Marcos (1) (cont’d)
Breathe into me, Holy Spirit,
that all my thoughts may be holy.
Move in me, Holy Spirit,
that my work, too, may be holy.
Attract my heart, Holy Spirit,
that I may love only what is holy.
Strengthen me, Holy Spirit,
that I may defend all that is holy.
Protect me, Holy Spirit,
that I may always be holy.
Holy. Sanctus. Such a gentle
coolness in that word!
so testified our Seraphic Father,
whom God had taught through lepers
to love this pestilent world.
As in the famous riddle, impossible
to solve without inspiration:
Out of the eater came something to eat;
out of the strong came something sweet.
Though at the moment Marcos identifies
less with Samson than with
the dead lion, his braincage abuzz,
recalling how that other Francisco–
this one, nipping at his heels–used
to grin.
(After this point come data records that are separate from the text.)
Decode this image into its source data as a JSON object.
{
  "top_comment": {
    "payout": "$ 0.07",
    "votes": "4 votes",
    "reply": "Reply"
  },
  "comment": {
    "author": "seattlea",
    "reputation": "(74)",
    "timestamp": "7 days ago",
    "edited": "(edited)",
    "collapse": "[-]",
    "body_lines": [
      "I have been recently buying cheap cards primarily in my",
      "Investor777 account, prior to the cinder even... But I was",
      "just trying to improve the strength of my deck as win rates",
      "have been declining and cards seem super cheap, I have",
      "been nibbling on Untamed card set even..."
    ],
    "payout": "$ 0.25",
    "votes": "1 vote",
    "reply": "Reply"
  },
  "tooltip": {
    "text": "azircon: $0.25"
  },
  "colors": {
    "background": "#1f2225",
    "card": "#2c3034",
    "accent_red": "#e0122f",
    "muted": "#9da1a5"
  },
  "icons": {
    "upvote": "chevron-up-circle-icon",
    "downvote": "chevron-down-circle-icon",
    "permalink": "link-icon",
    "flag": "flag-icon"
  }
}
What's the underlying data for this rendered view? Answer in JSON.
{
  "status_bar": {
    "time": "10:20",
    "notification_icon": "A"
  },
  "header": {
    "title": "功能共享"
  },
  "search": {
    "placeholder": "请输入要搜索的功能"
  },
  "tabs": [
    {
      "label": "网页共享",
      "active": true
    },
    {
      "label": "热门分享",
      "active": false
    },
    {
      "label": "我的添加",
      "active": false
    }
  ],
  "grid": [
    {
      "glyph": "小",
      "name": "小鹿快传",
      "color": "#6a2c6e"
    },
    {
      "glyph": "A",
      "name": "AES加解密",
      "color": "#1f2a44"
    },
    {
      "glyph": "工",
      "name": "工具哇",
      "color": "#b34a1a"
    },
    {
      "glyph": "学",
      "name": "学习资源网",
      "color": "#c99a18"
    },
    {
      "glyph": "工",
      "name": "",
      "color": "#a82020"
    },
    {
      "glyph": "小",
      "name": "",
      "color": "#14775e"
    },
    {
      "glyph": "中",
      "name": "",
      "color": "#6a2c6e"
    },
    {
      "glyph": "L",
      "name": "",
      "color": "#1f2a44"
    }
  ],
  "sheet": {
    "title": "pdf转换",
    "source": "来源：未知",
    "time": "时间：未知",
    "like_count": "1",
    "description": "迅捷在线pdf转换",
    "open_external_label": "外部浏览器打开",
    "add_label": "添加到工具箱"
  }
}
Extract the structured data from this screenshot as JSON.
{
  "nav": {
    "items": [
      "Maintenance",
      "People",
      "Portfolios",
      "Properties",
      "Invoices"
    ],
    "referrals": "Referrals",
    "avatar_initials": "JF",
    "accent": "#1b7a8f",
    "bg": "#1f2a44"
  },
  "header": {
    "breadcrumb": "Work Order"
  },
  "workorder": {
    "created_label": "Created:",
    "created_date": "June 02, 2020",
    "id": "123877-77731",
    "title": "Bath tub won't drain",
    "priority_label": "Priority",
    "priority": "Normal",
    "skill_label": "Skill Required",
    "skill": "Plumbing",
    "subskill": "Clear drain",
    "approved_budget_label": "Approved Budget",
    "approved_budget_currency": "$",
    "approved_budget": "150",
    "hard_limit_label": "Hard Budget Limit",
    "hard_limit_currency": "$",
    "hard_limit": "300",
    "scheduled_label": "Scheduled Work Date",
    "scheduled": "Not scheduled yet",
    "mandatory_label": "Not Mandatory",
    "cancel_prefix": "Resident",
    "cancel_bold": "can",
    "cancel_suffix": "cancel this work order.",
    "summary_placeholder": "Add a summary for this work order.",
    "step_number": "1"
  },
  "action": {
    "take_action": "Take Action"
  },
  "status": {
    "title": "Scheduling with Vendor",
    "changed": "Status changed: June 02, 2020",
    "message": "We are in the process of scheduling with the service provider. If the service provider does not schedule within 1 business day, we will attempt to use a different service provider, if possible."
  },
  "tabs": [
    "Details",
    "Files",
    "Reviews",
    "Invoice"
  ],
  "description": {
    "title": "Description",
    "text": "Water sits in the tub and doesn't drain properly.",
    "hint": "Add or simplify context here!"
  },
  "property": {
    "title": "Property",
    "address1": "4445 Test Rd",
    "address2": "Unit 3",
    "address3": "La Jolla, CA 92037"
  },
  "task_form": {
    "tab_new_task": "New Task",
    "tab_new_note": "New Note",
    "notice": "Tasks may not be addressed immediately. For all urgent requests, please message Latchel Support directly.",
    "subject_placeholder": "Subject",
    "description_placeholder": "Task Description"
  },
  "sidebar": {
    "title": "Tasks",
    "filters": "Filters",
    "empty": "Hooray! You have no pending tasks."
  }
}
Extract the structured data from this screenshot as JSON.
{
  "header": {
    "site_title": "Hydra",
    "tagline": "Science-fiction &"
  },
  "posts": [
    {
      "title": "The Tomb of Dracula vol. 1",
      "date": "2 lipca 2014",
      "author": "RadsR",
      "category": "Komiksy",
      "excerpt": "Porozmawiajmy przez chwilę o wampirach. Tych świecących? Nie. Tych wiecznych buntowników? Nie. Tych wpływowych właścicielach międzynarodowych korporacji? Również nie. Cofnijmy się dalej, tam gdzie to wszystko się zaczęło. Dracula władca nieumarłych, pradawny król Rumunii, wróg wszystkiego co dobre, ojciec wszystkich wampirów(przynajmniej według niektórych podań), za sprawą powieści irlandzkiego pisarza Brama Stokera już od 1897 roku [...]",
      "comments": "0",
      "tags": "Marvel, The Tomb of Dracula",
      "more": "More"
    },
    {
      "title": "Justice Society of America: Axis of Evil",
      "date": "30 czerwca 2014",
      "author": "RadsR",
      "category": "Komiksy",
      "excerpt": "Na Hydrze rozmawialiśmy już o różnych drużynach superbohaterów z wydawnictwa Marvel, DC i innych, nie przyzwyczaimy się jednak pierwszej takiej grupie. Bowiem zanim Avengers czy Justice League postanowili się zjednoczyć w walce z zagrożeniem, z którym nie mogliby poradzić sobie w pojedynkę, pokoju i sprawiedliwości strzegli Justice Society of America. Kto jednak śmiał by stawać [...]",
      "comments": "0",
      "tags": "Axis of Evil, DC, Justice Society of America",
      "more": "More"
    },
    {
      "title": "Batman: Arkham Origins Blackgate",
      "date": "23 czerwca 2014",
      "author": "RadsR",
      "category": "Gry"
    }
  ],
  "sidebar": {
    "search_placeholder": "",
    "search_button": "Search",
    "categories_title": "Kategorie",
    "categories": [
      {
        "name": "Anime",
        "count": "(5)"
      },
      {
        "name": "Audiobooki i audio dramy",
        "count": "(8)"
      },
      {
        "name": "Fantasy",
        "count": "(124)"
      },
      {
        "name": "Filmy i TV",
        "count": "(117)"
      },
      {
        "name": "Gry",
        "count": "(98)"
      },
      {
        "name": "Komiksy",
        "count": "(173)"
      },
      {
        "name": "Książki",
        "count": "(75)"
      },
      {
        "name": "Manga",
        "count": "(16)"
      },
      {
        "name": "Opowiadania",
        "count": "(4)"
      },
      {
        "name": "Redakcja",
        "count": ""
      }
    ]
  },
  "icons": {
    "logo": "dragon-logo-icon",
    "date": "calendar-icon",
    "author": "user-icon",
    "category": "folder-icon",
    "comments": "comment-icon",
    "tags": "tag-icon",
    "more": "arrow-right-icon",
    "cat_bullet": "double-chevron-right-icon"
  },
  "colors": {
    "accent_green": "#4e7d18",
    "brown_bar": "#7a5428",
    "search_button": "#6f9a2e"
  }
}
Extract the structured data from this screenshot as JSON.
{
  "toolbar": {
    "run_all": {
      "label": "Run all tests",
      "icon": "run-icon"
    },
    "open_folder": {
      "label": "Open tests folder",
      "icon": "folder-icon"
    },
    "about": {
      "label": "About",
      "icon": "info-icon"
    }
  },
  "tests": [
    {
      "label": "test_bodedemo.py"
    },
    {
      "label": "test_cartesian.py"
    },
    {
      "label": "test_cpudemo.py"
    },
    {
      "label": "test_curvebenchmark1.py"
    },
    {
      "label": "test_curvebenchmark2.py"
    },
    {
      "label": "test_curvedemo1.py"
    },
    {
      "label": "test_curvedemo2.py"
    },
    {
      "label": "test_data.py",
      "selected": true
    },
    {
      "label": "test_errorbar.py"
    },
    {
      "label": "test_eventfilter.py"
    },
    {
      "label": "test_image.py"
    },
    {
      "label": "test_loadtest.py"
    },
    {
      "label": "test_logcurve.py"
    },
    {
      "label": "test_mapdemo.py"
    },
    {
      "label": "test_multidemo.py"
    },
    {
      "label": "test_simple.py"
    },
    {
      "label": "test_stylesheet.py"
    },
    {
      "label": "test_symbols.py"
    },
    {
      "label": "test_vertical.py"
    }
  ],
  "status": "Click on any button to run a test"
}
Sycophantic, he’d thought
at first, & later as the sickness
culled by twos and threes the entire
rest of his flock, the two of them
reduced to digging communal graves
& saying masses for seven souls at a time,
he watched Francisco’s smile harden,
turn brittle. Just shy of a smirk–
more like the canine-baring grimace
of a shepherd’s dog facing down
some famished predator.
Breathe into me . . . holy. Throughout the poem, I reproduce the modern, Vatican-approved English versions of Marcos’ prayers, rather than attempting my own translations (or simply reproducing the Latin).
our Seraphic Father: St. Francis. His experience in a leper colony was pivotal to his conversion.
the dead lion: Cf. Ecclesiastes 9:4.